Kenji is a changed man from the fearful, agitated father yelling into a dead radio. Deeper lines have been scored at the corners of his eyes and around his mouth, but now his face is lit with relief. “I know. I will. I held on so tightly I almost lost her. Thank you. Thank you both. You have made our family whole again.”  
  
“If any of you ever need help again, you know where to find us.” Valentine tips his hat. “If you folks are alright, we’ll leave you to talk it out. See you around, Kenji.”  
  
Kenji nods back. “Goodbye, Nick. Best of luck to you and your partner in the future.”  
  
Kaelyn and Valentine trade a look, trying to hide their smiles. Partner. The word may have just taken on a second meaning. Reunited at last, the Nakanos return to their house to talk—but not before Kasumi hugs both Kaelyn and Valentine and offers her own thanks.  
  
Kaelyn steps off the dock onto the sand. Commonwealth sand. The freeway overpass stretches and creaks on the ridge, spearing north to the border, if states even have meaning anymore. Home. She’s home. The word will always carry grief on its back, but—even so. There’s a gladness beside it, too.  
  
“Well,” Valentine says, “guess we’re back to good old-fashioned Commonwealth dangers.”  
  
Kaelyn says, “No more gulpers.”  
  
“Anglers.”  
  
“Radioactive Fog.”  
  
“Fog crawlers.”  
  
“Improbably difficult cases—no, wait, we’ve still got those.”  
  
With a chuckle, Valentine takes her hand and they walk across the muddy beach. His skin is warm from the sun and smooth from wear, and she loves the rasp of his palm against hers.
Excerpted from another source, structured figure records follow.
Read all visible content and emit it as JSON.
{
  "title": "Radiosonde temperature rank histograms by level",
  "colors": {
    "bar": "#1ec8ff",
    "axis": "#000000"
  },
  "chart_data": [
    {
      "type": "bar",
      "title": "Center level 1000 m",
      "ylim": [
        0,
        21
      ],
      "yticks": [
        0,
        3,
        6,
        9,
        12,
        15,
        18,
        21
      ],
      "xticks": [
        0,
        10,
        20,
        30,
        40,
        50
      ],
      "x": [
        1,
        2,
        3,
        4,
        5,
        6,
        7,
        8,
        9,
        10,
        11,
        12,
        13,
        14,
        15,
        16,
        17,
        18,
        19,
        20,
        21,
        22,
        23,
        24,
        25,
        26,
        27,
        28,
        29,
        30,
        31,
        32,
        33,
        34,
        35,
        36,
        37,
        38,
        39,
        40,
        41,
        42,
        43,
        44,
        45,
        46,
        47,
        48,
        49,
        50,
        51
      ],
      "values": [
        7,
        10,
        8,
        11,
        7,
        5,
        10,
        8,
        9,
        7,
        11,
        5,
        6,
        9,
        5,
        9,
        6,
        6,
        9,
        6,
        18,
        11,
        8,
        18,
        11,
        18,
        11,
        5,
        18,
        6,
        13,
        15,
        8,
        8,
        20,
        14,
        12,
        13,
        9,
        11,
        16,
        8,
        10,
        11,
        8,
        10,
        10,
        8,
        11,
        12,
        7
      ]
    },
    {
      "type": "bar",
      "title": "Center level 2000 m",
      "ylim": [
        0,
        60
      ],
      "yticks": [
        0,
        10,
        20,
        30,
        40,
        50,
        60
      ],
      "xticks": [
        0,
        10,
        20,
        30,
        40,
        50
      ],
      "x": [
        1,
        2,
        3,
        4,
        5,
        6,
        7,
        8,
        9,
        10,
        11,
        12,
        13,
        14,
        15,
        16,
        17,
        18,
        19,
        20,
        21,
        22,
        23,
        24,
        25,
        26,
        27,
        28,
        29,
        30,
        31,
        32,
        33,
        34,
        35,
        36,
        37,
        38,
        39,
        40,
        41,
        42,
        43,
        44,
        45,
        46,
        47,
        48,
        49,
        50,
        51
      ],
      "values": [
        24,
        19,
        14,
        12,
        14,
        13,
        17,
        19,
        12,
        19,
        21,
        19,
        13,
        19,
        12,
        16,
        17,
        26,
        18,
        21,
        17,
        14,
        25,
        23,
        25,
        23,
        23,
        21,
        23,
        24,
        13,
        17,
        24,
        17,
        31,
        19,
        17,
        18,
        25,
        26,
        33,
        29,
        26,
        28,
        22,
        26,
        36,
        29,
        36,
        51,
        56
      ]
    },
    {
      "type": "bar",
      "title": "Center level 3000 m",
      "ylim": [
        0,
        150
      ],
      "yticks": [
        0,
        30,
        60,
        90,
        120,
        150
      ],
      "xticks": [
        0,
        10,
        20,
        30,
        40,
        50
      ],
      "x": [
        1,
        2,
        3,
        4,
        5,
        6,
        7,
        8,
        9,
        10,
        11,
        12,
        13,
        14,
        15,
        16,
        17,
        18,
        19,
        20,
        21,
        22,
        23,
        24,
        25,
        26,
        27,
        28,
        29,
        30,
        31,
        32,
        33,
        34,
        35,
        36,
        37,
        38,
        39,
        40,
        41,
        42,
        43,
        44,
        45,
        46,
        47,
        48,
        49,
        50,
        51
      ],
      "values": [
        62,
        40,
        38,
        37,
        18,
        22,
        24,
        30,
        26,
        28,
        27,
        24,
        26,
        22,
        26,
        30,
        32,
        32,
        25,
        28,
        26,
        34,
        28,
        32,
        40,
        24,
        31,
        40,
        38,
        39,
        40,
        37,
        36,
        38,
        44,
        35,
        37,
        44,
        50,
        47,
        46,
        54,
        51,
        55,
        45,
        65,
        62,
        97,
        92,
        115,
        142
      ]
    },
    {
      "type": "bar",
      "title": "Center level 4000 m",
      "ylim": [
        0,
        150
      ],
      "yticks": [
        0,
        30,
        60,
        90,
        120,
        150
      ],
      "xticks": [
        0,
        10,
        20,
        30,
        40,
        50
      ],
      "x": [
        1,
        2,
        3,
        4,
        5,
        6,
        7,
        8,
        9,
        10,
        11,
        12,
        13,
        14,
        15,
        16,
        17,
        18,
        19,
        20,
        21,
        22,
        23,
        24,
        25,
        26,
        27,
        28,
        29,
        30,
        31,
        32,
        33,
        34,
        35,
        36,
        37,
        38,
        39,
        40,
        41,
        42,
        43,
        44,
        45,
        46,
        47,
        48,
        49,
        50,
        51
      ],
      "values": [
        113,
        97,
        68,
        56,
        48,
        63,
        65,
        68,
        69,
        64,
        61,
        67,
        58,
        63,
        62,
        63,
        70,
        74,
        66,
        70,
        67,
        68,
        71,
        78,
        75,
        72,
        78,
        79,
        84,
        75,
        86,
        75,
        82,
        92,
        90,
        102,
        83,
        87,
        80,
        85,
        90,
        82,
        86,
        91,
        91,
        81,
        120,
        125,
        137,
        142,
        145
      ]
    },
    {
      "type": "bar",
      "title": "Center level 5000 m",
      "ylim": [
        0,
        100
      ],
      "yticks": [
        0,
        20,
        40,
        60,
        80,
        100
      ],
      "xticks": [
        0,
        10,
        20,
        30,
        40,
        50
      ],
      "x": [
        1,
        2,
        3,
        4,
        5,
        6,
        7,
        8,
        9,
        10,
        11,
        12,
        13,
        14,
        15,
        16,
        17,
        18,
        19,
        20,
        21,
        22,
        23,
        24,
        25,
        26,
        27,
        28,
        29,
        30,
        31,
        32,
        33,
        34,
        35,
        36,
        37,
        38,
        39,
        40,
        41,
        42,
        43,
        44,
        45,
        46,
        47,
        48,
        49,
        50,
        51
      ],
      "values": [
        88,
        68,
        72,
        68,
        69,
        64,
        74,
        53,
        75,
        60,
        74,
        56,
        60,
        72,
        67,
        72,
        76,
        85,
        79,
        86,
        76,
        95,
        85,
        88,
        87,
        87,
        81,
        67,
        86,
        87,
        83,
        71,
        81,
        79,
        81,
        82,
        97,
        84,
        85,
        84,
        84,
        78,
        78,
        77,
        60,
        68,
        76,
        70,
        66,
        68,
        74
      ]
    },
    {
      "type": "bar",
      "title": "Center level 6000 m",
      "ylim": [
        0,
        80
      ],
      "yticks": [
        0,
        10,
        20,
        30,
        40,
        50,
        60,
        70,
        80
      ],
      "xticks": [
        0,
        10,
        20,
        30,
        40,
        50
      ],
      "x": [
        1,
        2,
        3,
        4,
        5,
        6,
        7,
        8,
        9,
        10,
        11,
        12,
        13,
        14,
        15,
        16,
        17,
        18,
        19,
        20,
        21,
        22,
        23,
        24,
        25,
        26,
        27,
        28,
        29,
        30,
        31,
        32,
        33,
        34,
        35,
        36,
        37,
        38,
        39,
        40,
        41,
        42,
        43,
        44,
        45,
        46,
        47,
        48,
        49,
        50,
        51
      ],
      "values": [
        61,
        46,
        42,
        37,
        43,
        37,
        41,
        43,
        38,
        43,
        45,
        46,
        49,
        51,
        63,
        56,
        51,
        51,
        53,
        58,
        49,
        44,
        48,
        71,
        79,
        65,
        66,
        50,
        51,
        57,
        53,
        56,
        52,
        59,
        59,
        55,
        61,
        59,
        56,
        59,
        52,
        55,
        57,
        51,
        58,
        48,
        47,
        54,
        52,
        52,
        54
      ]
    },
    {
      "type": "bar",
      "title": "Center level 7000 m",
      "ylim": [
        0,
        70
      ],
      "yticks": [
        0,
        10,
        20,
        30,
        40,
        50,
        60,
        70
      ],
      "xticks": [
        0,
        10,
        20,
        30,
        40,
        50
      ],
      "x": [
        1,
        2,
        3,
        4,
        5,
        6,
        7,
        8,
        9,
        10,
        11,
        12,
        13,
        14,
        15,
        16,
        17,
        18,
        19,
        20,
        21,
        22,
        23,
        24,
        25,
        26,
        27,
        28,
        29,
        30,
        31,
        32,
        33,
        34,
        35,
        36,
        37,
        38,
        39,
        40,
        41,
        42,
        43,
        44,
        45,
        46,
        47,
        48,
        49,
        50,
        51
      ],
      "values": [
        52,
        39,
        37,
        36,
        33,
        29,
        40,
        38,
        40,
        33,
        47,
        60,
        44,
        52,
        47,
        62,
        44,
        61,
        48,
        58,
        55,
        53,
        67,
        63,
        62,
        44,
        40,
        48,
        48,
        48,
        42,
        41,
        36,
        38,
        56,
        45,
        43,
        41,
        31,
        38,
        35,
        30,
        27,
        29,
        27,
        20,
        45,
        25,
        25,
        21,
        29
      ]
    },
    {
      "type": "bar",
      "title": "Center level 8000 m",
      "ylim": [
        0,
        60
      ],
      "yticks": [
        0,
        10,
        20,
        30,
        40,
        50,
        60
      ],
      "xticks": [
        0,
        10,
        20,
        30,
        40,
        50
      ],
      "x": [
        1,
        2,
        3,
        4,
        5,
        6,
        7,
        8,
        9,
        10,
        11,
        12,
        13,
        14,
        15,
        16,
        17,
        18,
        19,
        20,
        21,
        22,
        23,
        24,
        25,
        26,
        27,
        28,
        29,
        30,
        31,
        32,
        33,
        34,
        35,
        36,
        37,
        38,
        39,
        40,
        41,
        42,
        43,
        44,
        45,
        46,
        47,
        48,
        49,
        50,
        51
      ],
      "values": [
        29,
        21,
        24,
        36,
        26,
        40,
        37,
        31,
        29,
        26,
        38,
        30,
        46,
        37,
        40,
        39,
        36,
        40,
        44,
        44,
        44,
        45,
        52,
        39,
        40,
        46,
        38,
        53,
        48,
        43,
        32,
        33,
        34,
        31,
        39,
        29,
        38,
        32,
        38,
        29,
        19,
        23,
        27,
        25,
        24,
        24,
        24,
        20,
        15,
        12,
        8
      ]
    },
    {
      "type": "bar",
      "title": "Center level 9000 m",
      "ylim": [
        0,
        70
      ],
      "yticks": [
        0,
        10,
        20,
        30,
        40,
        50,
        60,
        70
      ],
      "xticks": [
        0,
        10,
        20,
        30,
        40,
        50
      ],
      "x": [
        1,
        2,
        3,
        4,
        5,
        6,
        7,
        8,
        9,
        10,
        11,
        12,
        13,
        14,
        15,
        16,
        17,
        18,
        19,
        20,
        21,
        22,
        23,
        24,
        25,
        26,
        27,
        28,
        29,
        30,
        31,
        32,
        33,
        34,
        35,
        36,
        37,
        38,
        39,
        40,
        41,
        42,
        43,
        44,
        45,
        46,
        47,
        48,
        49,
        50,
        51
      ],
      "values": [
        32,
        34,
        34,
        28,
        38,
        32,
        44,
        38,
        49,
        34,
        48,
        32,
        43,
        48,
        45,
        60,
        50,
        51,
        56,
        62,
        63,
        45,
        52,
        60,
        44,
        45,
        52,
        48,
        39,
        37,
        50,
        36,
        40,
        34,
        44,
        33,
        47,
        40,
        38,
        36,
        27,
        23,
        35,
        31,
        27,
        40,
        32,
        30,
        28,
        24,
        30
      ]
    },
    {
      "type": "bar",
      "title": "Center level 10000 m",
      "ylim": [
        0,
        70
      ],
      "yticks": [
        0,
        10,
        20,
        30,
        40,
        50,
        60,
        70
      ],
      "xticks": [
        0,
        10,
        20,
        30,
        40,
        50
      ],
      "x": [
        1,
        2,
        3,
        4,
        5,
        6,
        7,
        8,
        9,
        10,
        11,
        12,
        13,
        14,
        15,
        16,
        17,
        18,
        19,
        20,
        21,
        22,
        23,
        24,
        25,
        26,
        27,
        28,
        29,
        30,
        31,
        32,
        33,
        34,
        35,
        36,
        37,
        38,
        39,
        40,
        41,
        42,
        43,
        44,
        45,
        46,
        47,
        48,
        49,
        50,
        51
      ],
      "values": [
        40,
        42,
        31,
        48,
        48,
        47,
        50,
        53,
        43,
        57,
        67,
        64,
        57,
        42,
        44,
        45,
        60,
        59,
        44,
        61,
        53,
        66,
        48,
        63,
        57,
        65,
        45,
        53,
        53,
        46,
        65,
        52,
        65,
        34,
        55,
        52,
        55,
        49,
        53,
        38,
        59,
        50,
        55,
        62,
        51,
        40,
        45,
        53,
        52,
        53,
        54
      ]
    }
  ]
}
They’ll have to tell their friends, in time, and get used to the odd looks. But for now she’s just going to enjoy breathing air that isn’t trying to kill her and feeling Valentine’s fingers threaded through her own.  
  
“In this line of work, you have to expect the unexpected. Still, never had a case quite like Kasumi’s.”  
  
Kaelyn raises an eyebrow. “Really? Never?”  
  
The smile he gives her is downright sly. “Well, there was that one time I got hired by someone who’d been frozen in a vault for two hundred years. That one’s been a doozy so far...”  
  
Kaelyn gives him an affectionate shove and he catches her arm again, this time pulling her to a halt. Valentine tugs her hand to his chest, over the spot where his heart would be. Instead of its beat, she feels the whirr of machinery in a steady rhythm that is at once comforting and alien.  
  
“Never thought I—not the old Nick, me—would ever get something like this, but I’m sure glad it’s you.”  
  
Kaelyn flexes her fingers in his shirt, feeling the fabric shift over his artificial dermis. She’s still wounded, still hurting from fragile scabs old and new that are prone to cracking at a moment’s notice. But the good, and the bad, and the love—she’ll remember it all.

 

_fin_

**Notes for the Chapter:**

> Whew! That marks my first finished longfic over 50k words. If you can believe it, my outline was for eleven chapters. By the end of the first draft I had fifteen, and after editing I had what you see before you. Huge thanks to everyone who read, gave kudos, and/or commented! You guys rock.